More concretely, let’s figure out how we represent lists in this fashion. Remember, we said that lists are represented by functions with the type. Because I don’t want to enter into a discussion about how to actually type that function – because we need something called higher-rank types due to the 'b
appearing on the right but not on the left – I’ll simply leave the equals sign in an intuitive level.
type list<'a> "=" (('b, 'a) => 'b, 'b) => 'b
As discussed above, each list is constructed out of Nil
and Cons
. In other words, if we describe how to encode these two constructors as folds, we can represent any list we want. If we apply reduce
to Nil
, the result is the second argument given to it, the initialValue
. That should then be the behavior of Nil
represented as a fold:
const nil_ = (callback) => (initialValue) => initialValue
Once again, this is now our definition of empty lists within the lambda calculus.
The Cons
constructor takes two arguments, and then returns a list/fold. This means that the skeleton of the function should be:
const cons_ = hd => tl =>
callback => initialValue => ???
The result of reducing a list with more than one element is the same as applying the callback
to the current value – that is simply hd
– and the recursive application of reduce to the rest. Putting on our “a list is a fold” hat, this last part is simply the application of tl
to the arguments.
const cons_ = hd => tl =>
callback => initialValue =>
callback(hd, tl(callback, initialValue))
The final part of the trick is that now there’s no need to define reduce
, since the lists themselves are the fold. If we were to write reduce
, we would get to a very similar situation to defining if_
: it’s just the application of the first argument to the rest!

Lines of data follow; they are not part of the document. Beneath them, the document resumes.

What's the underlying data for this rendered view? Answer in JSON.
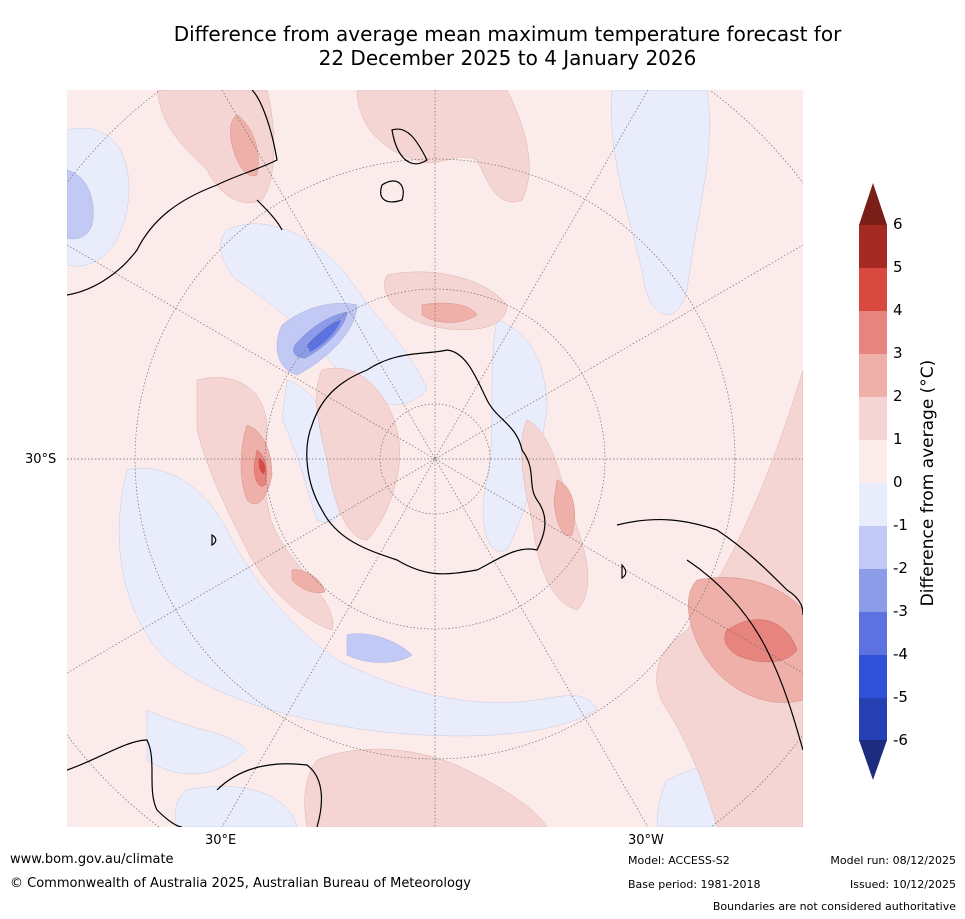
{
  "title": {
    "line1": "Difference from average mean maximum temperature forecast for",
    "line2": "22 December 2025 to 4 January 2026"
  },
  "map": {
    "projection": "south-polar-stereographic",
    "lat_labels": [
      "30°S"
    ],
    "lon_labels": [
      "30°E",
      "30°W"
    ]
  },
  "colorbar": {
    "title": "Difference from average (°C)",
    "ticks": [
      "6",
      "5",
      "4",
      "3",
      "2",
      "1",
      "0",
      "-1",
      "-2",
      "-3",
      "-4",
      "-5",
      "-6"
    ],
    "bins": [
      {
        "range": "5 to 6",
        "color": "#a52a23"
      },
      {
        "range": "4 to 5",
        "color": "#d8493f"
      },
      {
        "range": "3 to 4",
        "color": "#e6847d"
      },
      {
        "range": "2 to 3",
        "color": "#efb0aa"
      },
      {
        "range": "1 to 2",
        "color": "#f5d5d3"
      },
      {
        "range": "0 to 1",
        "color": "#fbeceb"
      },
      {
        "range": "-1 to 0",
        "color": "#e8ecfb"
      },
      {
        "range": "-2 to -1",
        "color": "#c1c9f4"
      },
      {
        "range": "-3 to -2",
        "color": "#8c9ce8"
      },
      {
        "range": "-4 to -3",
        "color": "#5b72e0"
      },
      {
        "range": "-5 to -4",
        "color": "#3150d8"
      },
      {
        "range": "-6 to -5",
        "color": "#263fb3"
      }
    ],
    "over_color": "#7a1e18",
    "under_color": "#1e2c80"
  },
  "footer": {
    "url": "www.bom.gov.au/climate",
    "copyright": "© Commonwealth of Australia 2025, Australian Bureau of Meteorology",
    "model": "Model: ACCESS-S2",
    "base_period": "Base period: 1981-2018",
    "model_run": "Model run: 08/12/2025",
    "issued": "Issued: 10/12/2025",
    "disclaimer": "Boundaries are not considered authoritative"
  }
}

const reduce = list => callback => initialValue => list(callback, initialValue)
This is an old trick
This representation is known as Church encoding, since it spawned as a generalization of how Alonzo Church represented Booleans in his work. This is not the only way to represent data types, though, there are other possibilities:
- The Scott encoding replaces data types not by their fold functions, but by their pattern matching function. In the case of list, that means that the recursive application of the callback is not represented; you simply get back values representing the head and tail.
- The Boehm-Berarducci encoding introduced Church encoding into the typed lambda calculus. As outlined above, giving proper types to Church encodings requires some advanced techniques, which we could work around because we work in an untyped setting.
Note that, by extension, the three techniques are usually referred to simply as Church encodings.
Representing pairs
As a final exercise for the reader, what is the Church encoding of a pair? As a reminder, we can define the types of pairs as follows. Note that this is not completely idiomatic ReScript (why would you introduce a constructor for only one choice?), but ties the whole idea together.
type pair<'x, 'y> =
| Pair({ left: 'x, right: 'y })
Solution: we have one constructor, so the shape of the corresponding reduce function takes only one functional argument. There’s no recursive appearance of tuple
, so we don’t have to make any substitution. The result is the following type:
let reducePair(tuple<'x, 'y>, ('x, 'y) => 'b) => 'b
Finally, we represent the constructor. This has two arguments, the two components of the pair. And there’s only one thing we can do: apply the corresponding callback function.
const pair_ = l => r => callback => callback(l, r)
If you think you don’t have pairs, but you have higher-order functions, then you actually have pairs!
Enough for today
We finally have a language we can call a proper programming language. Conditionals, recursion, and data types, in combination with the primitive functions, are the basic tools in functional programming.